Alimünyumun tonu ocakta 40 bin 836 TL iken, bugün 51 bin 320 TL'ye çıkmış. Geçen sene marttan bu yana artış yüzde 205. İki yıllık artış yüzde 400'leri buluyor. Bakırın tonu ocakta 132 bin 968 TL'yken, üç ayda 145 bin 527 TL'ye yükselmiş. Bir yıllık artış yüzde 110. İki yıllık artış yüzde 339. Demir, sac, çimento da hakeza öyle... Demirin tonu geçen yıl martta 4.869 lirayken, şimdi 12 bin 286 TL. Bir yılda demir fiyatları yüzde 152, iki yılda yüzde 352 artmış. Çimentonun tonu geçen yıl sonunda 500 TL civarındayken bugün 800 TL'yi geçmiş. Bir senelik artışlar yüzde 150 civarında. Seramikteki artış yüzde 273. PVC'de bir yıllık artış yüzde 101...

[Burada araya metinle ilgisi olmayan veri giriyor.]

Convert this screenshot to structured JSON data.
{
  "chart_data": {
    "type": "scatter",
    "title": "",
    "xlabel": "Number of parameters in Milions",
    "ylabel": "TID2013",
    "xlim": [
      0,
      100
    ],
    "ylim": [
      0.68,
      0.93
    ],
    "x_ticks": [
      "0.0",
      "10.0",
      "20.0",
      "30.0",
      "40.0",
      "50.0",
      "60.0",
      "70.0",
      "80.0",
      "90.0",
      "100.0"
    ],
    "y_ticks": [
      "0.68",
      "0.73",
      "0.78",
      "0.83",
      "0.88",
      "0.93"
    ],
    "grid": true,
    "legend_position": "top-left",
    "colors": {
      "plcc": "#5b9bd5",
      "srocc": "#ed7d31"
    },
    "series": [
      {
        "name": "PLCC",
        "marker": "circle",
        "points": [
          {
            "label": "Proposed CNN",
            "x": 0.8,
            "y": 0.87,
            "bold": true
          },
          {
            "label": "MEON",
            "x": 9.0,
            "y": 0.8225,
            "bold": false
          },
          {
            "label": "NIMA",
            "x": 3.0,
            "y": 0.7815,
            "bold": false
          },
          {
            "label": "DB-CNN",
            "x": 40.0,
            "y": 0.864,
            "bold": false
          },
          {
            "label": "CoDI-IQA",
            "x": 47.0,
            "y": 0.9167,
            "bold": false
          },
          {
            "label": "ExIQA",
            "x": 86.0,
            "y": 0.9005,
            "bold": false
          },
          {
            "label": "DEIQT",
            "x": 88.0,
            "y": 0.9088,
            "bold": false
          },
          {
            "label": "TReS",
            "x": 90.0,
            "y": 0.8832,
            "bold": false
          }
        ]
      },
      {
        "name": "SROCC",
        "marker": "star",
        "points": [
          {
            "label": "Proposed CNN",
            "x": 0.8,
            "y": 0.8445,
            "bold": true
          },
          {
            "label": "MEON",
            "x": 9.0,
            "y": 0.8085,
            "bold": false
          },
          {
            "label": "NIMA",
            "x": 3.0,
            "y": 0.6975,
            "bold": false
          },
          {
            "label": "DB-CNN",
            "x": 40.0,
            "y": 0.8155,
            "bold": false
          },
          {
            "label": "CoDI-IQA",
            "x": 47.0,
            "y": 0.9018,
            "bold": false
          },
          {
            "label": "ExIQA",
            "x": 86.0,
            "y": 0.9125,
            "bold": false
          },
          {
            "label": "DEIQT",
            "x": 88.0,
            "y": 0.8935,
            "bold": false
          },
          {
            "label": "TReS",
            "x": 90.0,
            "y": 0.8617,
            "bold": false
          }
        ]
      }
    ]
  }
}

Diyebilirsiniz ki, emtia fiyatları artıyor, dolar kuru yükseliyor.
Onlardaki artışa bakalım...
Alüminyum bir yılda yüzde 58.85, bakır 19.38, petrol 66.85, demir 4.55, çimento 3.5 artmış. Sanırım, bu artışların üzerine dolar kuru ve navlun maliyetini de ekleseniz bizdeki gibi uçuk rakamlara ulaşamazsanız.
Neden böyle diyorum?
Türkiye'nin önemli bir inşaatçısı üreticilerin malzemeyi ihracata kaydırdığını söylüyor. İç piyasaya mal verenlerin de ihracat fiyatına sattığını belirtiyor.
Hal böyle olunca da...
Eğer maliyeti karşılayacak kadar güçlü değilse inşaatçı bir süre sonra ev üretememe noktasına geliyor. Tıpkı, mobilyacı gibi... O zaman konutta arz sıkıntısı yaşanmaya başlanıyor. Bunun sonucunda da kiralar yükseliyor.
İnşaatçı yüksek maliyetlere rağmen ürettiğinde de evin metrekare fiyatları astronomik rakamlara çıkarıyor. Vatandaş şehrin merkezine yakın lokasyonlarda ev almaya kalksa, metrekaresi 40-50 bin TL'den aşağıya daire bulamıyor. Merkezi lokasyonu da boşverin. İnşaat maliyetleri arttığı şehrin dışında da yani arsa payı daha düşük olan yerlerde de ev fiyatları yükseliyor.
Velhasıl demem o ki...
Eğer hammadde sağlayıcılar ihracatı iç piyasanın önünde tutuyorsa ve fiyatı buna göre belirliyorsa buna çare bulunmalıdır. İç piyasanın ihtiyacı karşılanmadan hammaddeyi dışarıya satmak hem sektörlere hem de günün sonunda vatandaşa zarar vermektedir."